Leseprobe

 

Am Morgen werde ich in einem nassen, zerwühlten Bett wach und weiß: Ich hab’s! Jedenfalls muss ich das sofort versuchen. Ich lasse mir frei geben und fahre nach Adlershof, zu den Filmstudios von Dr. Brauksiepe.
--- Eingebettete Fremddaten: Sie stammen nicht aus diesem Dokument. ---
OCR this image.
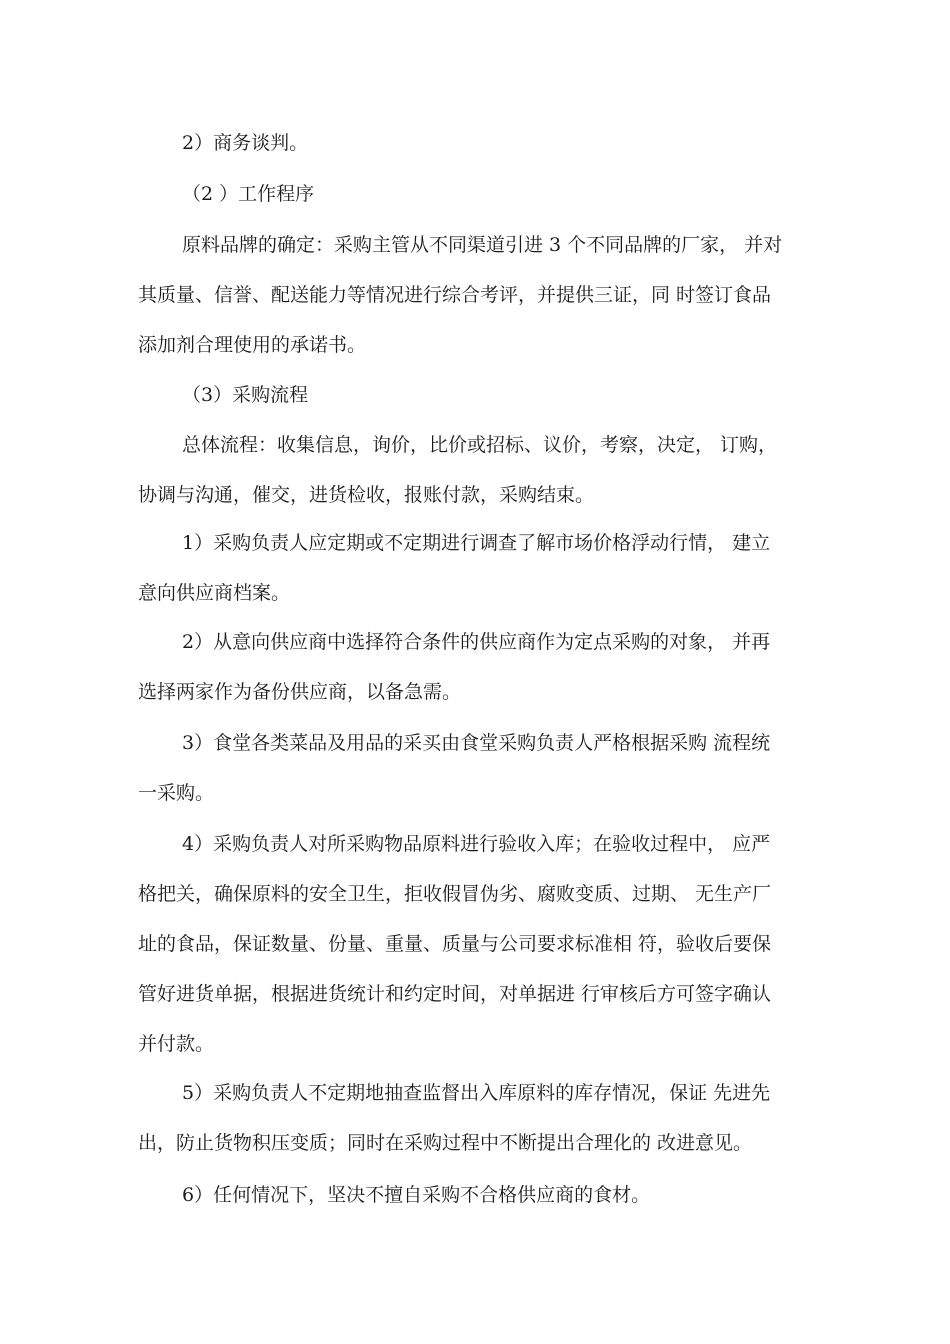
2）商务谈判。
（2 ）工作程序
原料品牌的确定：采购主管从不同渠道引进 3 个不同品牌的厂家， 并对
其质量、信誉、配送能力等情况进行综合考评，并提供三证，同 时签订食品
添加剂合理使用的承诺书。
（3）采购流程
总体流程：收集信息，询价，比价或招标、议价，考察，决定， 订购，
协调与沟通，催交，进货检收，报账付款，采购结束。
1）采购负责人应定期或不定期进行调查了解市场价格浮动行情， 建立
意向供应商档案。
2）从意向供应商中选择符合条件的供应商作为定点采购的对象， 并再
选择两家作为备份供应商，以备急需。
3）食堂各类菜品及用品的采买由食堂采购负责人严格根据采购 流程统
一采购。
4）采购负责人对所采购物品原料进行验收入库；在验收过程中， 应严
格把关，确保原料的安全卫生，拒收假冒伪劣、腐败变质、过期、 无生产厂
址的食品，保证数量、份量、重量、质量与公司要求标准相 符，验收后要保
管好进货单据，根据进货统计和约定时间，对单据进 行审核后方可签字确认
并付款。
5）采购负责人不定期地抽查监督出入库原料的库存情况，保证 先进先
出，防止货物积压变质；同时在采购过程中不断提出合理化的 改进意见。
6）任何情况下，坚决不擅自采购不合格供应商的食材。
In der Rezeption steht wie zu erwarten keine Dame, sondern ein junger Mann im Anzug mit Dreitagebart. „Wie kann ich Ihnen weiterhelfen?” – „Ich möchte zu Dr. Brauksiepe.” Er schaut auf seinen Bildschirm und trommelt mit den Fingern. „Soweit ich sehe, haben Sie keinen Termin. Worum geht es?” – „Ich werde ihn zunächst oral befriedigen und ihm dann einen Vorschlag für ein Projekt machen.” – „Oral bitte was??” – „Oral befriedigen. Zicken Sie hier nicht rum! Es ist allgemein bekannt, dass jeder Angestellte und Vertreter das hier machen muss.” – „Sicher nicht jeder, Herr, eh…” Er schaut auf meine Visitenkarte. „Berkhout. Man muss schon gut aussehen und verstehen, was man macht.” – „Na, dann werden Sie ja wohl so an Ihren Job hier gekommen sein.”

Das Bürschchen hat sich wieder gefangen, grinst mich gehässig an und sagt: „So, jetzt kommen Sie bitte mal hier herum und zeigen mir unter der Theke, was Sie können. Inzwischen bemühe ich mich um einen Termin. Jedenfalls, wenn Sie etwas können.”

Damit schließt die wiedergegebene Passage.